MONTGOMERY - As a wreath was placed in the atrium of Troy University's Rosa Parks Museum on Friday afternoon in memory of the nine lives lost in a shooting at a Charleston, S.C. church, participants in the ceremony expressed their grief, found strength in their faith and vowed to make a difference by addressing troubling issues and having difficult discussions.
Troy University officials and members of the Montgomery community joined in the ceremony to remember those killed during a Wednesday evening prayer meeting at the historic Emanuel African Methodist Episcopal Church. The church's pastor, the Rev. Clementa Pinckney was among the victims.
Dr. Felicia Bell, director of the Rosa Parks Museum, led the program, explaining that not only was Mrs. Parks a longtime member of the African Methodist Episcopal Church but also a deaconess, the highest position for a laywoman within the denomination.
"It is difficult to think about such a senseless act of violence and we wonder how and why such things happen," Dr. Bell said. "We want to be able to address such acts of terrorism and have difficult conversations about issues such as hatred and racism here at the Rosa Parks Museum. Through these discussions, we hope that we can learn from each and make a difference within our communities and our world."
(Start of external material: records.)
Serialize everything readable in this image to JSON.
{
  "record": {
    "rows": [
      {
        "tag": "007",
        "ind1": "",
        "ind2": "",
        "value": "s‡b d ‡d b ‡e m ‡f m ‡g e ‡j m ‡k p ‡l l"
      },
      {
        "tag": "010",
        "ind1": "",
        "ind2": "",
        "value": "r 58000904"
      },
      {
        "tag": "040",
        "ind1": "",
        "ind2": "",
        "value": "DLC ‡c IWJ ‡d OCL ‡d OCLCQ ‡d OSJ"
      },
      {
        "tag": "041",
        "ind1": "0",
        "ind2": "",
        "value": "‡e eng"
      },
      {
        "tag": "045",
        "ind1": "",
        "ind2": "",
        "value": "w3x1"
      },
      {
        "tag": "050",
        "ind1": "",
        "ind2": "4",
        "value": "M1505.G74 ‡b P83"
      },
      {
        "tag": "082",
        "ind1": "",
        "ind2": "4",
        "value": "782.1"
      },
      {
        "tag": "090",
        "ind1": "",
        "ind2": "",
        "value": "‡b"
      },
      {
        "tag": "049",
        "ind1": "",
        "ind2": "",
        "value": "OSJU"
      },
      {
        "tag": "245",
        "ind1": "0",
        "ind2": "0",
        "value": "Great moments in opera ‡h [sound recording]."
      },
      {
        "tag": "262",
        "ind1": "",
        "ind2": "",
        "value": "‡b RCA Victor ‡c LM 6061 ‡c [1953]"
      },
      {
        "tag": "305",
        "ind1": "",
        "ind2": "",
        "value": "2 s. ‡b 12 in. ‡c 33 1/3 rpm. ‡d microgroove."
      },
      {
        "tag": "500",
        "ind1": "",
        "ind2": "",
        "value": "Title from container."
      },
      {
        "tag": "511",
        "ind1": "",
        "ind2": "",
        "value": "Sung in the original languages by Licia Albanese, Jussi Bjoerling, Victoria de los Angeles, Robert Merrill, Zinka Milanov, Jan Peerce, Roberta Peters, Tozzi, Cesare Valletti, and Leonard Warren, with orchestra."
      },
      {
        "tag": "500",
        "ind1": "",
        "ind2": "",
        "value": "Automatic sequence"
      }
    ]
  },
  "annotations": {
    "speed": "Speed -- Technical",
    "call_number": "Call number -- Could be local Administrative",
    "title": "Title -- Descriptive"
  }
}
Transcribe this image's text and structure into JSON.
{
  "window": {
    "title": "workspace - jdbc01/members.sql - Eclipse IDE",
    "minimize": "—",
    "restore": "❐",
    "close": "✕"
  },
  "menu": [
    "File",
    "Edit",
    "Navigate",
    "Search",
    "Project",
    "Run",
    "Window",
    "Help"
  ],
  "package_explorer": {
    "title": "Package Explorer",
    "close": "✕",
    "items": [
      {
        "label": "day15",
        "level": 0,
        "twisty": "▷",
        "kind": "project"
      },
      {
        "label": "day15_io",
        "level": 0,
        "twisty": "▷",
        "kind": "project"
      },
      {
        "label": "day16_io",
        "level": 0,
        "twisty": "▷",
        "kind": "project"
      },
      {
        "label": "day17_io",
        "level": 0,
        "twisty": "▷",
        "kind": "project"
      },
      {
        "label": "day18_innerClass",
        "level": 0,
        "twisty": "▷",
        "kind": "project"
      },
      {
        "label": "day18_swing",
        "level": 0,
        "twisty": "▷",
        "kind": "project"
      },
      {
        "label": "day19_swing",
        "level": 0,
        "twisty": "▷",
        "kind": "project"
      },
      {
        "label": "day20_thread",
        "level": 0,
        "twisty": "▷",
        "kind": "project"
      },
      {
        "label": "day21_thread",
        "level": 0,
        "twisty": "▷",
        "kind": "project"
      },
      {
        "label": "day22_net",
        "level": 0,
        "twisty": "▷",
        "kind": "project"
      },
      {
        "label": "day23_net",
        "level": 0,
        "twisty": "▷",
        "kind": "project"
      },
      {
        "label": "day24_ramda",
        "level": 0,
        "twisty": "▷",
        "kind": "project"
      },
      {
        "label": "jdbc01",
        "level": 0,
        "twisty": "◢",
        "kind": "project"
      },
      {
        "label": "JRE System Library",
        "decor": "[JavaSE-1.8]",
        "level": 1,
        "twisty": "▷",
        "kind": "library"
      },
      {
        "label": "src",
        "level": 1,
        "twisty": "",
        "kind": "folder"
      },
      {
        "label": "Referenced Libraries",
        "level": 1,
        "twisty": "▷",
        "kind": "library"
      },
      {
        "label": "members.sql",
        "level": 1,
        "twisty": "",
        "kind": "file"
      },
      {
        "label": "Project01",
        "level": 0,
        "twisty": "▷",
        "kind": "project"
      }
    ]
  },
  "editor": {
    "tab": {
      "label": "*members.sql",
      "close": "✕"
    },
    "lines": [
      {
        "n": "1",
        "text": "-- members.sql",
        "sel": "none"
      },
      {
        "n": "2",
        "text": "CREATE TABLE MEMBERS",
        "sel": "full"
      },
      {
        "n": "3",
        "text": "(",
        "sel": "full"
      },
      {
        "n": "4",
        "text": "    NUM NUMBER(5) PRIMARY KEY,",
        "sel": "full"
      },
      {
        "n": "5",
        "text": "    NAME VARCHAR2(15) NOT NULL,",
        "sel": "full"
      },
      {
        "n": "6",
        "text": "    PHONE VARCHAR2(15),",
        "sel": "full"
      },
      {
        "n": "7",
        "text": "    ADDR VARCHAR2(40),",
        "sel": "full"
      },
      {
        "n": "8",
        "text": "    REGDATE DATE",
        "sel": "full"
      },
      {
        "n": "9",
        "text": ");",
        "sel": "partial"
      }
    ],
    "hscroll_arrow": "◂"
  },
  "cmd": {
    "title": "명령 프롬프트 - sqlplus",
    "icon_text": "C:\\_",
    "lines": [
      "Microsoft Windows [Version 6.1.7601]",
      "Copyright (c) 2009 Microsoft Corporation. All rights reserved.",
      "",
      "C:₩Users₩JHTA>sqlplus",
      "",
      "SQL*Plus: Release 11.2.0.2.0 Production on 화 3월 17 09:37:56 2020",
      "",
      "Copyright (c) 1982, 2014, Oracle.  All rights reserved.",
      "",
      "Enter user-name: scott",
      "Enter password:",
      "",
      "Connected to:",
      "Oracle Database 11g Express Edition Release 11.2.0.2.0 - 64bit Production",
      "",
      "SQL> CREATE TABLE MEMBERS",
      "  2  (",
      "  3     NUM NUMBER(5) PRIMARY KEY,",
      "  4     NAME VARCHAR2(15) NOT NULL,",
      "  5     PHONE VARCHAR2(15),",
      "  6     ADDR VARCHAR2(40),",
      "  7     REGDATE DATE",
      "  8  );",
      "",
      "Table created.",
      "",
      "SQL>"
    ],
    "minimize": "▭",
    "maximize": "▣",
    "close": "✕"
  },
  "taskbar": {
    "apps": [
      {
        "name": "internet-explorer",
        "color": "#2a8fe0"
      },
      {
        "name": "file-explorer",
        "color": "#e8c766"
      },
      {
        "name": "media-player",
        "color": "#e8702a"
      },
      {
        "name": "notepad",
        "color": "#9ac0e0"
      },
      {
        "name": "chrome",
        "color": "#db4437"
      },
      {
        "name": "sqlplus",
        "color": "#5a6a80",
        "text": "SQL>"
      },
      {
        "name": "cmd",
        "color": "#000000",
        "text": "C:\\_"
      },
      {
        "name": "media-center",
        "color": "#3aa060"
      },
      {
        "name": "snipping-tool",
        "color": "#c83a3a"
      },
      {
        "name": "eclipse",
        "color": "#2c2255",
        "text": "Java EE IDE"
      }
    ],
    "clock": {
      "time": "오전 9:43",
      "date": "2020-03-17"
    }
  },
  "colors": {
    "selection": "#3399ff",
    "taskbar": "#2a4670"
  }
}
Rev. Farrell J. Duncombe, pastor of Montgomery's St. Paul African Methodist Episcopal Church, knew two of the victims personally through service on denominational committees and grieved for the congregation and families of the victims.
"It may not come forth right now, but there are lessons in each of life's episodes," Rev. Duncombe said. "There's no doubt that we question why. Times such as this call us to gather and come together. I challenge each of us to seek our answers by talking to God. This too shall pass, but what will we learn from this."
Robert James, president of the Montgomery Improvement Association, acts of violence such as the church shooting make one wonder "what's wrong with people?"
"I hope and pray that we will get our young people involved in discussions about what we can do about violence in the world," James said. "How we live our lives can have a tremendous impact on our young people. What message are we sending? This wreath that we place here today reminds us of the witness we can have in our community and in our world."
Aminta Johnson, a graduating senior at Troy University, encouraged those in attendance to remember those involved in prayer.
"This is such a tragic event. I can't imagine what the families and members of the congregation are feeling right now," she said. "I am praying for the families, the church, the city of Charleston and the state of South Carolina.
Dr. Lawson Bryan, senior minister of Montgomery's First United Methodist Church, provided the invocation and the benediction for the ceremony.
During Friday's wreath-laying ceremony at Troy University's Rosa Parks Museum, the Rev. Farrell J. Duncombe, pastor of the St. Paul African Methodist Episcopal Church in Montgomery, reflects on Wednesday's shooting that took nine lives at Charleston, S.C.'s historic Emanuel AME Church. Among the victims was the church's pastor, the Rev. Clementa Pinckney.
Dr. Felicia Bell, director of Troy University's Rosa Parks Museum, leads a memorial wreath-laying ceremony on Friday in remembrance of the nine victims of Wednesday's shooting at Emanuel AME Church in Charleston, S.C.